In June 2022, the FASB issued ASU 2022-03, “Fair Value Measurement (Topic 820): Fair Value Measurement of Equity Securities Subject to Contractual Sale Restrictions,” which amends the guidance in Topic 820, Fair Value Measurement, to clarify that a contractual restriction on the sale of an equity security is not considered part of the unit of account of the equity security and, therefore, is not considered in measuring fair value. The amendments also clarify that an entity cannot, as a separate unit of account, recognize and measure a contractual sale restriction. In addition, the ASU introduces new disclosure requirements for equity securities subject to contractual sale restrictions that are measured at fair value. ASU 2022-03 is effective for fiscal years beginning after December 15, 2023, including interim periods within those fiscal years for public business entities. We adopted ASU 2022-03 on January 1, 2024 which only impacted the related disclosures.

Accounting Guidance Issued but Not Adopted at March 31, 2025

In November 2024, the FASB issued ASU 2024-04, “Debt—Debt with Conversion and Other Options (Subtopic 470-20): Induced Conversions of Convertible Debt Instruments,” which clarifies the assessment of whether certain settlements of convertible debt instruments should be accounted for as an inducement conversion or extinguishment of convertible debt. The new guidance is effective for annual periods beginning after December 15, 2025, and interim periods within those annual periods. We are currently evaluating the impact of this standard on our consolidated financial statements.

In November 2024, the FASB issued ASU 2024-03, “Income Statement—Reporting Comprehensive Income—Expense Disaggregation Disclosures (Subtopic 220-40): Disaggregation of Income Statement Expenses,” which requires disclosure of additional disaggregated information about significant expenses within relevant income statement captions, such as purchases of inventory, employee compensation, depreciation, amortization and depletion. The new guidance is effective for annual periods beginning after December 15, 2026, and interim periods within annual periods beginning after December 15, 2027. We are currently evaluating the impact of this standard on our consolidated financial statements.

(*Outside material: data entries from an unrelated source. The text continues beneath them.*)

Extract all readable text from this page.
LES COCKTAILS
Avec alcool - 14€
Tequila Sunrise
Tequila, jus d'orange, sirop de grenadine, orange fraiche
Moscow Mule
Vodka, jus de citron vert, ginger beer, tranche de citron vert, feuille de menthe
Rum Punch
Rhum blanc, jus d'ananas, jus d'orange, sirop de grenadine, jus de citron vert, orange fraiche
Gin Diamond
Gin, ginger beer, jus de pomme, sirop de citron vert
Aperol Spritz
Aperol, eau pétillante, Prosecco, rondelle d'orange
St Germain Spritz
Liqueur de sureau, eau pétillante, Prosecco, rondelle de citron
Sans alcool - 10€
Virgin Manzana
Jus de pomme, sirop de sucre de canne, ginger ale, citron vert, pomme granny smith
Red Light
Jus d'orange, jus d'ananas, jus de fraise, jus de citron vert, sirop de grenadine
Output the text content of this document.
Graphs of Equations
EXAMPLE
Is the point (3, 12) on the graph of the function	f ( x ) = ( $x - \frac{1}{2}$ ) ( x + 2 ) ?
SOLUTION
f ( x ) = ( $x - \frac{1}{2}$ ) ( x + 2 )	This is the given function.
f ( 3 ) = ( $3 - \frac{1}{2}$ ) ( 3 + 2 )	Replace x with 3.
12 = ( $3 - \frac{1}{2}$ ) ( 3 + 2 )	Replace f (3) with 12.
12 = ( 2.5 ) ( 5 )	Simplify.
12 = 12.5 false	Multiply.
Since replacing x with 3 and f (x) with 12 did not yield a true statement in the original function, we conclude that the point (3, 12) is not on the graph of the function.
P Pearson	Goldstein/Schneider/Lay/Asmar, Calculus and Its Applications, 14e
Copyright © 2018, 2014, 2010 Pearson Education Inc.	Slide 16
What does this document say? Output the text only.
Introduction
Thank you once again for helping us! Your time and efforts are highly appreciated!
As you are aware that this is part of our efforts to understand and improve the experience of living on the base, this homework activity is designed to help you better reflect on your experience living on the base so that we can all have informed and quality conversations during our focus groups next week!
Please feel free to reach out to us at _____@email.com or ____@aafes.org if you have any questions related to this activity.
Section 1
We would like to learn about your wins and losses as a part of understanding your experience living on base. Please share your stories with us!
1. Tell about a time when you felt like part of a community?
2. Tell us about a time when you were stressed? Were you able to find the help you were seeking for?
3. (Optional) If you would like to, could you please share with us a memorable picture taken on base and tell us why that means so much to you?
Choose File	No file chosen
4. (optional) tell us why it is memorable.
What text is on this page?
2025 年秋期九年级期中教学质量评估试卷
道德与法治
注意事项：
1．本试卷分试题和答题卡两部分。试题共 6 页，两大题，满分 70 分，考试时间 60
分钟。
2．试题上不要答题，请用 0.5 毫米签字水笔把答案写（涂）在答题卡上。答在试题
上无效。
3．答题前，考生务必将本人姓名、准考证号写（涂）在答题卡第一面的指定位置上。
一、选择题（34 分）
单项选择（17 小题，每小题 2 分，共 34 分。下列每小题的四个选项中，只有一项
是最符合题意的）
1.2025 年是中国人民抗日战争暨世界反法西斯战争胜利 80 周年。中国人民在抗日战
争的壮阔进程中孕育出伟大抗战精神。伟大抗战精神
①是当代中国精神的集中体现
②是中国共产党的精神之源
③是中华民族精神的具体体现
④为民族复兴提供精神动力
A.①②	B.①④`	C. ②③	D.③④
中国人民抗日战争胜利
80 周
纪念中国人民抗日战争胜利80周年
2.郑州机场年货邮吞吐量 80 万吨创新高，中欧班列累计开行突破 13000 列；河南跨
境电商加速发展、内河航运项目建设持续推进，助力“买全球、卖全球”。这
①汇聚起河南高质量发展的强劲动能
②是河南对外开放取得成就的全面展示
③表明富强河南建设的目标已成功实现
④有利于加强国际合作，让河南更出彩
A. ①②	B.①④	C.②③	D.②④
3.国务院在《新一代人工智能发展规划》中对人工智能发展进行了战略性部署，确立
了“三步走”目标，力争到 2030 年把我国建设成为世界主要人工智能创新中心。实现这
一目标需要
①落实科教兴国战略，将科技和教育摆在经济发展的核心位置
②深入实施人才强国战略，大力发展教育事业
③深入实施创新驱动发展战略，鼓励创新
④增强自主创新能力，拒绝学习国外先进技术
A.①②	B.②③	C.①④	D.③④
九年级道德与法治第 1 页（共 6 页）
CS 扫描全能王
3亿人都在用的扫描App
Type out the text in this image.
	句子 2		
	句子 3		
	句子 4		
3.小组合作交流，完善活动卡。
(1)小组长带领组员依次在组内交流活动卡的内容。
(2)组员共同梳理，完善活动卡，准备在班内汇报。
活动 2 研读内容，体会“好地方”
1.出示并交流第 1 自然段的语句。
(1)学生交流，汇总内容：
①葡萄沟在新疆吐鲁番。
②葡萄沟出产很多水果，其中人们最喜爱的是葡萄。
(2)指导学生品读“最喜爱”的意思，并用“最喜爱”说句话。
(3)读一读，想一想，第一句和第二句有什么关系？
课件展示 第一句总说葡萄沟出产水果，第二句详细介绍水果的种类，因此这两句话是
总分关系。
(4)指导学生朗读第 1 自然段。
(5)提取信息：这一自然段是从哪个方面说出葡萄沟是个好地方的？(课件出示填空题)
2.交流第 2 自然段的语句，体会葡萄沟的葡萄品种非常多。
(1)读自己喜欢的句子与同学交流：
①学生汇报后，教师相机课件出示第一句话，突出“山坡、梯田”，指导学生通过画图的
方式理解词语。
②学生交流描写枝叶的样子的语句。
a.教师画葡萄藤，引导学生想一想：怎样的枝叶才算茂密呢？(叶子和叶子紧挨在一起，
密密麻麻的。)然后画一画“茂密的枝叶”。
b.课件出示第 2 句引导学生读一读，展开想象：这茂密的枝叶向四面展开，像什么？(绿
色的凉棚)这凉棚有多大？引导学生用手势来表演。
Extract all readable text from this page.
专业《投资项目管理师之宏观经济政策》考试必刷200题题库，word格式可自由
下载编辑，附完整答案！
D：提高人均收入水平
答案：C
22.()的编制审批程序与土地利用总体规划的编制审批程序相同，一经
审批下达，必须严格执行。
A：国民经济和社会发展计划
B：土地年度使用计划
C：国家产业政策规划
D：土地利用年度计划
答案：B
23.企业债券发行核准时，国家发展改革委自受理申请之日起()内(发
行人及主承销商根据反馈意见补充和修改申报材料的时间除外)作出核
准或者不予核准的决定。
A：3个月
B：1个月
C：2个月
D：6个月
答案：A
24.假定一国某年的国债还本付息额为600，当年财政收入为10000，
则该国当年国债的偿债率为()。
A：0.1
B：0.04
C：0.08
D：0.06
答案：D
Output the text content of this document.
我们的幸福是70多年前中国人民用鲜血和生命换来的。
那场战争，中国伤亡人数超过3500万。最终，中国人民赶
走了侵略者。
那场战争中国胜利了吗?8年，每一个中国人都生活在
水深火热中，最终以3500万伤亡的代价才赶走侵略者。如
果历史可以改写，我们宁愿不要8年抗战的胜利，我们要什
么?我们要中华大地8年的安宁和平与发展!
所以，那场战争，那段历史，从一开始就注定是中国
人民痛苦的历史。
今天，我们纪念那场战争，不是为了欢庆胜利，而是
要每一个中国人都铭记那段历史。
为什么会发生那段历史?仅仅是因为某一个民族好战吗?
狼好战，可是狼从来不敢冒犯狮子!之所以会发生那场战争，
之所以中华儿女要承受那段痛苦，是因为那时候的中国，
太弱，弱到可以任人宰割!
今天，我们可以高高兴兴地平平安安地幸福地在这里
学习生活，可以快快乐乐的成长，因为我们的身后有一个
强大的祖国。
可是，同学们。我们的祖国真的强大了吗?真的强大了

In December 2023, the FASB issued ASU 2023-09, “Income Taxes (Topic 740): Improvements to Income Tax Disclosures,” which is intended to enhance the transparency and decision usefulness of income tax disclosures. Notably, the ASU requires entities to disclose specific categories in the effective tax rate reconciliation and provide additional information for reconciling items that meet a quantitative threshold, as well as disclosures of income taxes paid disaggregated by jurisdiction. ASU 2023-09 is effective for annual periods beginning after December 15, 2024 on a prospective basis. Retrospective application to each period presented in the financial statements is permitted. We are currently evaluating the impact of this standard on our consolidated financial statements.

In October 2023, the FASB issued ASU 2023-06, “Disclosure Improvements—Codification Amendments in Response to the SEC’s Disclosure Update and Simplification Initiative.” This ASU modifies the disclosure or presentation requirements of a variety of Topics in the Codification by aligning them with the SEC’s regulations. The amendments to the various Topics should be applied prospectively, and the effective date for the Company for each amendment will be determined based on the effective date of the SEC’s removal of the related disclosure from Regulation S-X or Regulation S-K. If the SEC has not removed the applicable requirement by June 30, 2027, then the related amendment in ASU 2023-06 will be removed from the Codification and will not become effective. Early adoption of this ASU is prohibited. We do not expect the amendments in this ASU to have a material impact on the disclosures or presentation in our consolidated financial statements.